„Der unausweichliche Tod ist für Kinder zu hart“

Der Kin­der­mann Ver­lag hat in sei­ner Reihe „Poe­sie für Kin­der“ Theo­dor Fon­ta­nes Gedicht „Die Brück‘ am Tay“ her­aus­ge­ge­ben. Geschich­ten­be­wah­re­rin Michaela liest gerne Fon­tane, aber es man­gelt ihr an Erfah­rung mit Kin­dern. So hat sie zwei Müt­ter zurate gezogen.

In „Die Brück‘ am Tay“ schreibt Theo­dor Fon­tane über ein rea­les Zug­un­glück, das sich 1879 in Schott­land ereig­nete. In einer stür­mi­schen Nacht stürzte die Firth-of-Tay-Brü­cke in dem Moment ein, als ein Zug dar­über fuhr. 75 Men­schen kamen dabei ums Leben.

Die Bal­lade und die Tech­nik­gläu­big­keit der Zeit

In Theo­dor Fon­ta­nes Bal­lade spie­gelt sich die Tech­nik­gläu­big­keit sei­ner Zeit wider. Die Bal­lade baut sich span­nend auf. Fon­tane beginnt mit den Hexen, die er von Shake­speares Mac­beth ent­leiht. Die Brück­ners­leut‘ erwar­ten ihren Sohn mit dem Zug aus Edin­burgh. Sie machen sich Sor­gen. Es ist dun­kel, stürmt und reg­net. Doch die Pas­sa­giere, auch ihr Sohn, sind nicht im Gerings­ten beun­ru­higt. Was soll schon pas­sie­ren, die Loko­mo­tive wird es schaf­fen. Man amü­siert sich über die schwie­ri­gen Flus­s­über­que­run­gen ver­gan­ge­ner Jahre und ist stolz auf die neue Brü­cke. Doch das Unglück geschieht. Der hef­tige Sturm, die schlechte Kon­struk­tion und der schwere Zug brin­gen die Brü­cke zum Ein­sturz.

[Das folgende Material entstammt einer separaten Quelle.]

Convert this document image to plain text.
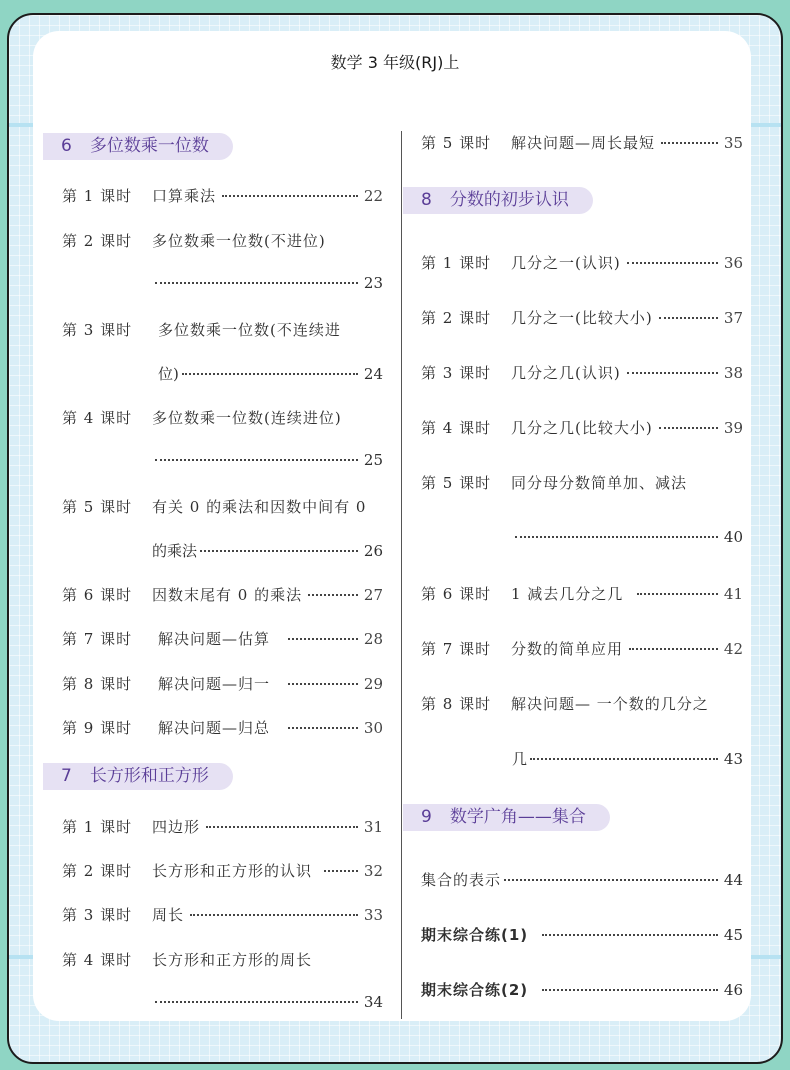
数学 3 年级(RJ)上
6 多位数乘一位数
第 1 课时	口算乘法	22
第 2 课时	多位数乘一位数(不进位)
23
第 3 课时	多位数乘一位数(不连续进
位)	24
第 4 课时	多位数乘一位数(连续进位)
25
第 5 课时	有关 0 的乘法和因数中间有 0
的乘法	26
第 6 课时	因数末尾有 0 的乘法	27
第 7 课时	解决问题—估算	28
第 8 课时	解决问题—归一	29
第 9 课时	解决问题—归总	30
7 长方形和正方形
第 1 课时	四边形	31
第 2 课时	长方形和正方形的认识	32
第 3 课时	周长	33
第 4 课时	长方形和正方形的周长
34
第 5 课时	解决问题—周长最短	35
8 分数的初步认识
第 1 课时	几分之一(认识)	36
第 2 课时	几分之一(比较大小)	37
第 3 课时	几分之几(认识)	38
第 4 课时	几分之几(比较大小)	39
第 5 课时	同分母分数简单加、减法
40
第 6 课时	1 减去几分之几	41
第 7 课时	分数的简单应用	42
第 8 课时	解决问题— 一个数的几分之
几	43
9 数学广角——集合
集合的表示	44
期末综合练(1)	45
期末综合练(2)	46
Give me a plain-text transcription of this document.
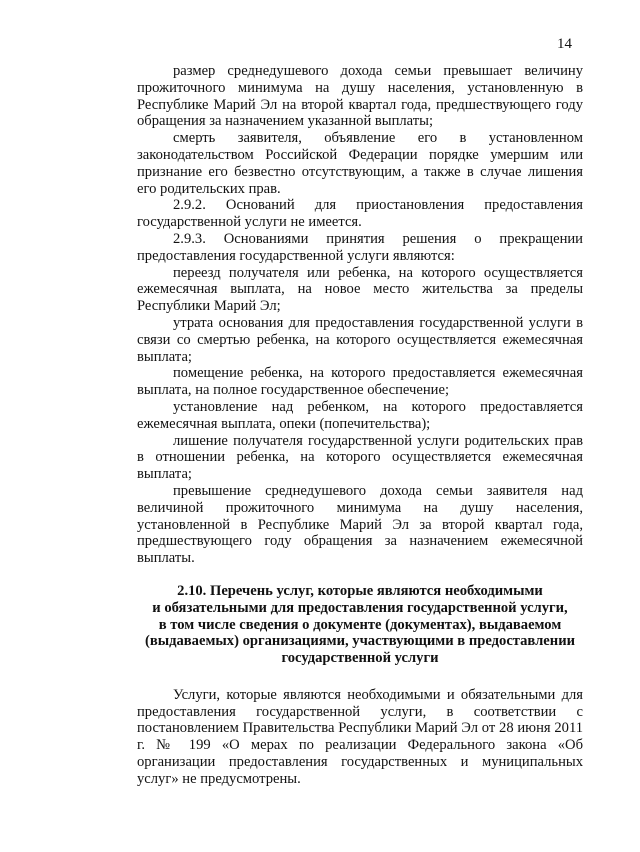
14

размер среднедушевого дохода семьи превышает величину прожиточного минимума на душу населения, установленную в Республике Марий Эл на второй квартал года, предшествующего году обращения за назначением указанной выплаты;

смерть заявителя, объявление его в установленном законодательством Российской Федерации порядке умершим или признание его безвестно отсутствующим, а также в случае лишения его родительских прав.

2.9.2. Оснований для приостановления предоставления государственной услуги не имеется.

2.9.3. Основаниями принятия решения о прекращении предоставления государственной услуги являются:

переезд получателя или ребенка, на которого осуществляется ежемесячная выплата, на новое место жительства за пределы Республики Марий Эл;

утрата основания для предоставления государственной услуги в связи со смертью ребенка, на которого осуществляется ежемесячная выплата;

помещение ребенка, на которого предоставляется ежемесячная выплата, на полное государственное обеспечение;

установление над ребенком, на которого предоставляется ежемесячная выплата, опеки (попечительства);

лишение получателя государственной услуги родительских прав в отношении ребенка, на которого осуществляется ежемесячная выплата;

превышение среднедушевого дохода семьи заявителя над величиной прожиточного минимума на душу населения, установленной в Республике Марий Эл за второй квартал года, предшествующего году обращения за назначением ежемесячной выплаты.

2.10. Перечень услуг, которые являются необходимыми
и обязательными для предоставления государственной услуги,
в том числе сведения о документе (документах), выдаваемом
(выдаваемых) организациями, участвующими в предоставлении
государственной услуги

Услуги, которые являются необходимыми и обязательными для предоставления государственной услуги, в соответствии с постановлением Правительства Республики Марий Эл от 28 июня 2011 г. № 199 «О мерах по реализации Федерального закона «Об организации предоставления государственных и муниципальных услуг» не предусмотрены.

Und die Hexen ver­ab­re­den sich zu einem nächs­ten Treffen.

Das Buch

Die Illus­tra­tio­nen von Tobias Krejt­schi zei­gen das indus­tria­li­sierte Groß­bri­tan­nien. Die Figu­ren sind etwas kan­tig, aber gut gezeich­net, die Bil­der in gedeck­ten Vio­lett­tö­nen und Schwarz gehal­ten. Das macht die Illus­tra­tion der Hexen beson­ders erschre­ckend, die Mas­ken tra­gen und von denen min­des­tens eine aus Metall zusam­men­ge­nie­tet ist. Zu Beginn sehen wir typi­sche Attri­bute der Hexen. Zum Bei­spiel einen Kes­sel, eine Kröte und ziem­lich auf­fäl­lig eine Fisch­gräte mit Kopf. Am Ende ist noch ein­mal eine Dop­pel­seite mit den Hexen zu sehen. Dies­mal hält jede von ihnen ein Zahn­rad in der Hand. Auf der fol­gen­den Dop­pel­seite, ganz in lila gehal­ten, sieht man die Lok unter Was­ser und die Bal­lade ist dort noch ein­mal im Gan­zen zu lesen.

Die Mei­nung der Mütter

Für eine fach­li­che Mei­nung habe ich das Buch zwei Müt­tern von je zwei Kin­dern, Grund­schul­an­fän­gern bis zu einer Zwölf­jäh­ri­gen, vor­ge­legt. Es han­delt sich um keine fröh­li­che Geschichte, aber das Buch lädt Kin­der auch nicht dazu ein, es in die Hand zu neh­men, fin­den die bei­den Müt­ter. Für eine Zwölf­jäh­rige ist das Buch zu düs­ter, für jün­gere Kin­der schon gar. Die Hexen als Sinn­bild für den Tod sind furcht­ein­flö­ßend gezeich­net und sug­ge­rie­ren, dass nach dem Tod Grau­en­vol­les auf die Ver­stor­be­nen war­tet. In bei­den Fami­lien wir der Tod nicht tabui­siert. Die Kin­der wis­sen, er ist trau­rig und nicht immer leicht. Obwohl der Ver­lag das Buch für Kin­der ab 5 Jah­ren emp­fiehlt, sagen die befrag­ten Müt­ter, dass der im Buch dar­ge­stellte „unaus­weich­li­che Tod zu hart für Kin­der ist.“

Die Brück‘ am Tay. Theo­dor Fon­tane. Illus­tra­tion Tobias Krejt­schi. Kin­der­mann Ver­lag. 2020.